Dans son discours, Élihu répète encore et encore, peut-être sans s’en apercevoir, les arguments déjà présentés à Job par ses amis. Il dit à Job: que peut importer à Dieu ta justice? La justice comme le péché sont affaire humaine; cela ne concerne que les hommes eux-mêmes, mais nullement Dieu (v. 2 – 8). D’ailleurs, Élihu se montre ici plus cohérent que les amis de Job, car dès le début il témoigne à Job d’un Dieu qui ne se soucie pas d’une chose aussi minime qu’un homme particulier et sa vie. À sa manière, cependant, Élihu admet tout de même la providence de Dieu dans les affaires humaines, même si cela n’allège en rien les problèmes de l’homme concret. Élihu dit à Job: regarde combien de gens souffrent dans le monde de l’injustice, et pourtant aucun d’eux n’accuse Dieu de ses malheurs (v. 9 – 11). Ils attendent patiemment le jugement; toi aussi, patiente, dit Élihu à Job (v. 13 – 14).

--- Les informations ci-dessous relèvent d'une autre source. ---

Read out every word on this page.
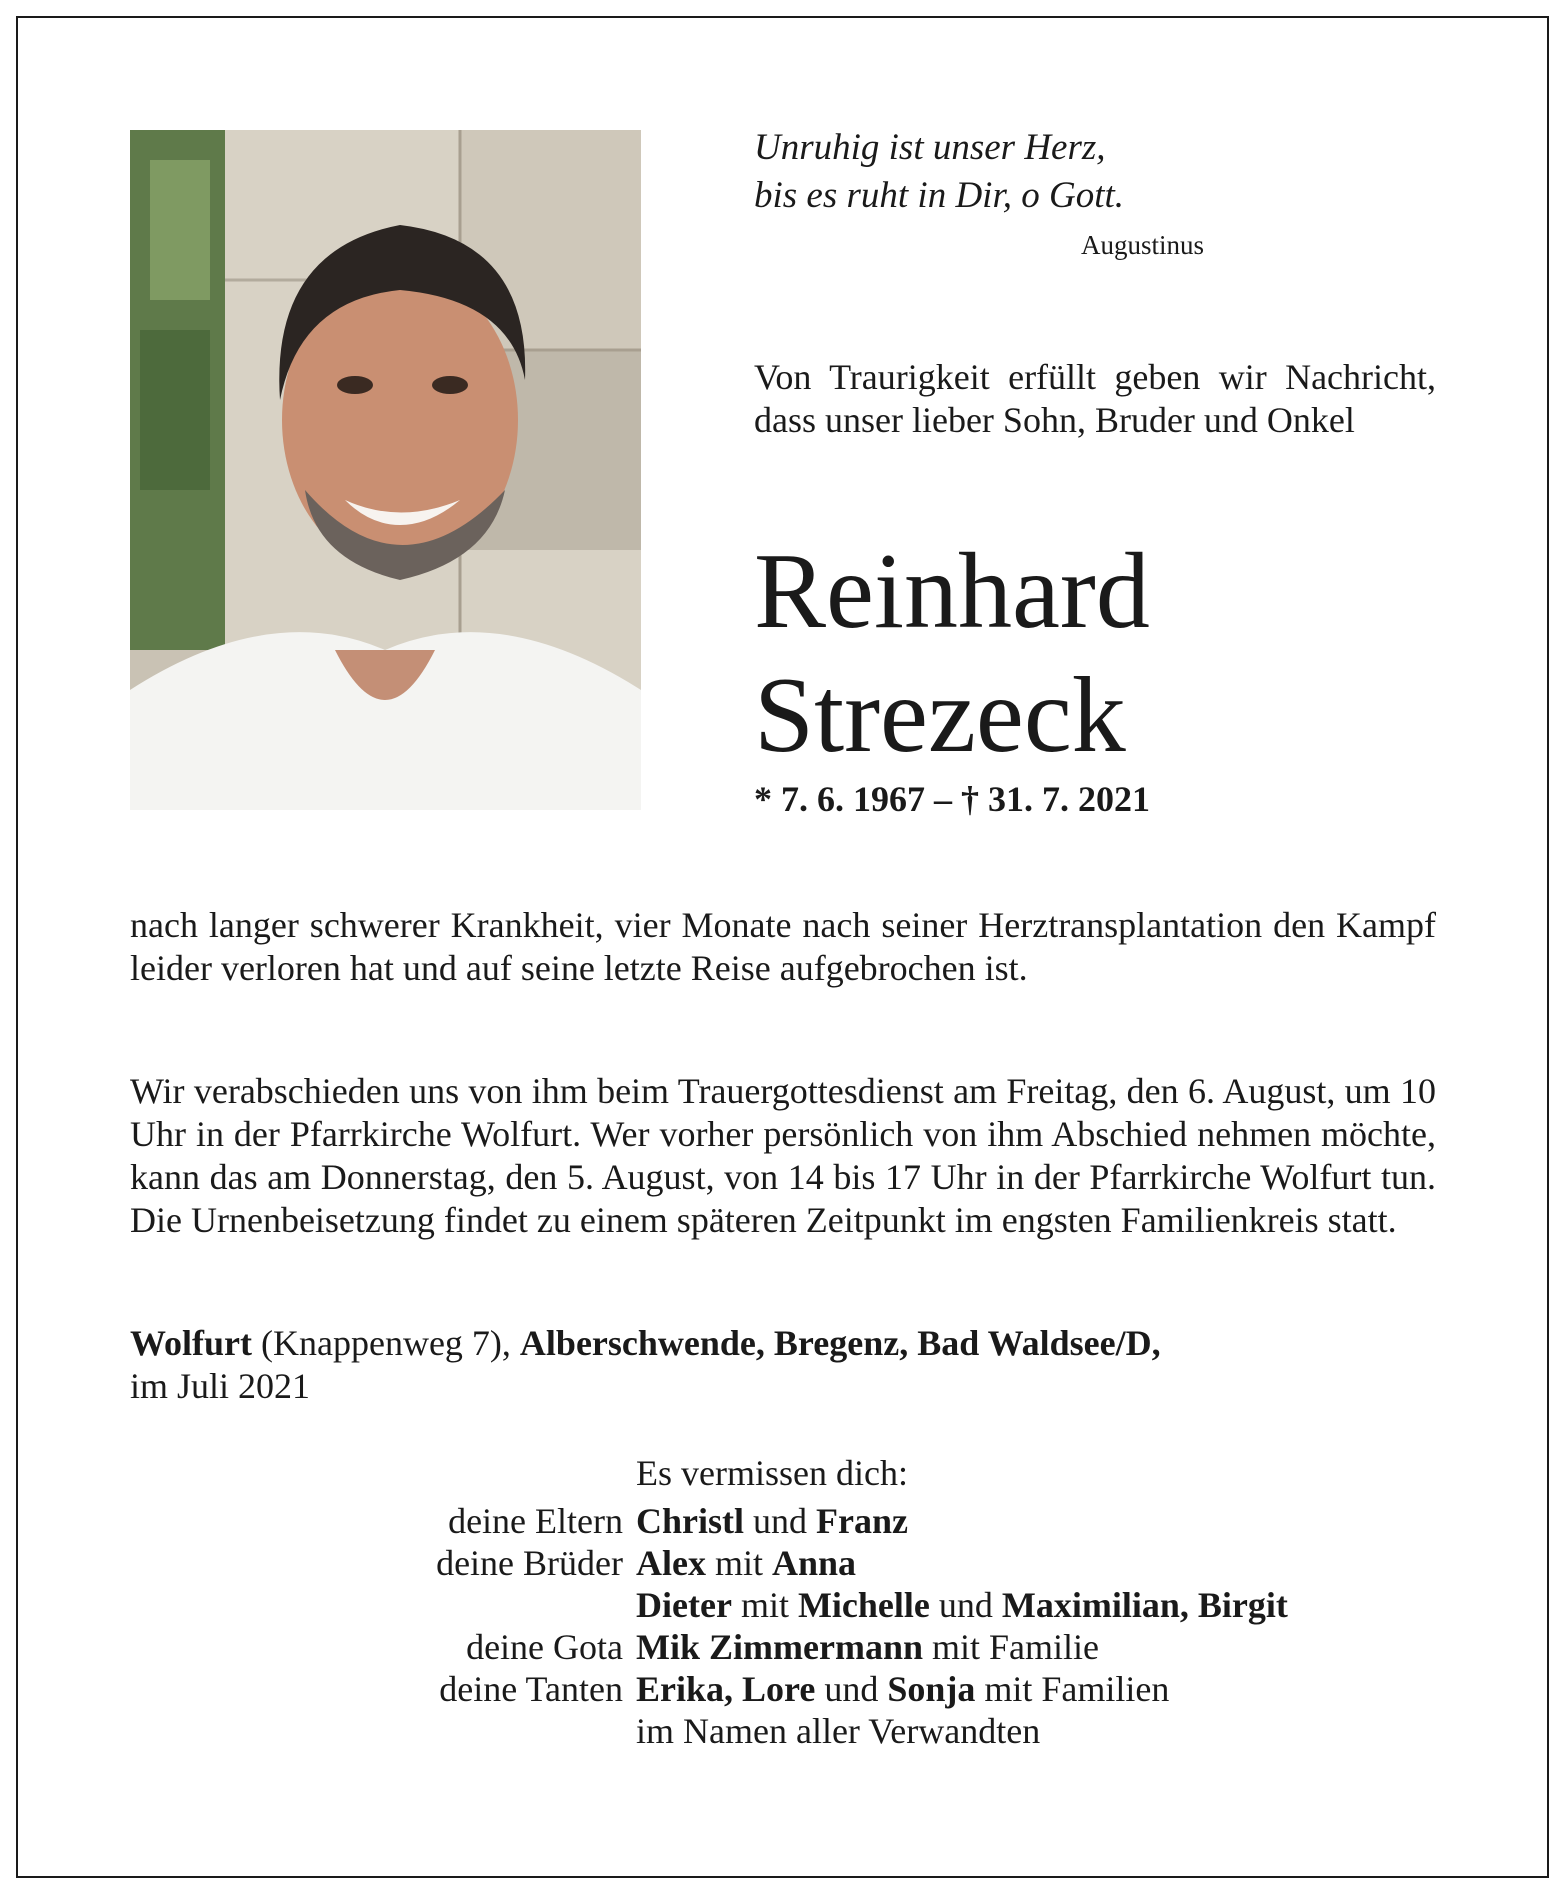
Unruhig ist unser Herz,
bis es ruht in Dir, o Gott.
Augustinus
Von Traurigkeit erfüllt geben wir Nachricht, dass unser lieber Sohn, Bruder und Onkel
Reinhard
Strezeck
* 7. 6. 1967 – † 31. 7. 2021
nach langer schwerer Krankheit, vier Monate nach seiner Herztransplantation den Kampf leider verloren hat und auf seine letzte Reise aufgebrochen ist.
Wir verabschieden uns von ihm beim Trauergottesdienst am Freitag, den 6. August, um 10 Uhr in der Pfarrkirche Wolfurt. Wer vorher persönlich von ihm Abschied nehmen möchte, kann das am Donnerstag, den 5. August, von 14 bis 17 Uhr in der Pfarrkirche Wolfurt tun. Die Urnenbeisetzung findet zu einem späteren Zeitpunkt im engsten Familienkreis statt.
Wolfurt (Knappenweg 7), Alberschwende, Bregenz, Bad Waldsee/D,
im Juli 2021
Es vermissen dich:
deine Eltern Christl und Franz
deine Brüder Alex mit Anna
Dieter mit Michelle und Maximilian, Birgit
deine Gota Mik Zimmermann mit Familie
deine Tanten Erika, Lore und Sonja mit Familien
im Namen aller Verwandten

Ici, Élihu reste entièrement cohérent: son Dieu est le Créateur et le Maître de l’univers, non le Dieu d’un homme particulier, concret, et Il agit Lui aussi à l’échelle de l’univers. Un jour, peut-être, Il en viendra jusqu’à l’homme particulier, y compris Job, mais cela arrivera, pour ainsi dire, selon l’ordre prévu; quant à modifier Ses plans pour un homme particulier, le Dieu d’Élihu ne le fera évidemment pas, car Il a d’autres tâches, bien plus vastes. Pour l’instant, Job ferait mieux de se taire et de ne pas irriter Dieu par des paroles audacieuses, afin de ne pas mériter de Sa part un châtiment encore plus sévère (v. 15 – 16). Certes, Élihu ne nie pas le fait que la vie des hommes sur la terre pourrait être différente sans «l’impiété des méchants», à cause de laquelle Dieu ne répond pas à ceux qui se plaignent des oppresseurs (v. 12). Bien plus, Élihu est certain qu’en fin de compte tout ira bien, que le jour du jugement viendra (v. 13). Simplement, tout demande du temps, et Dieu n’a pas encore à s’occuper de détails si minimes.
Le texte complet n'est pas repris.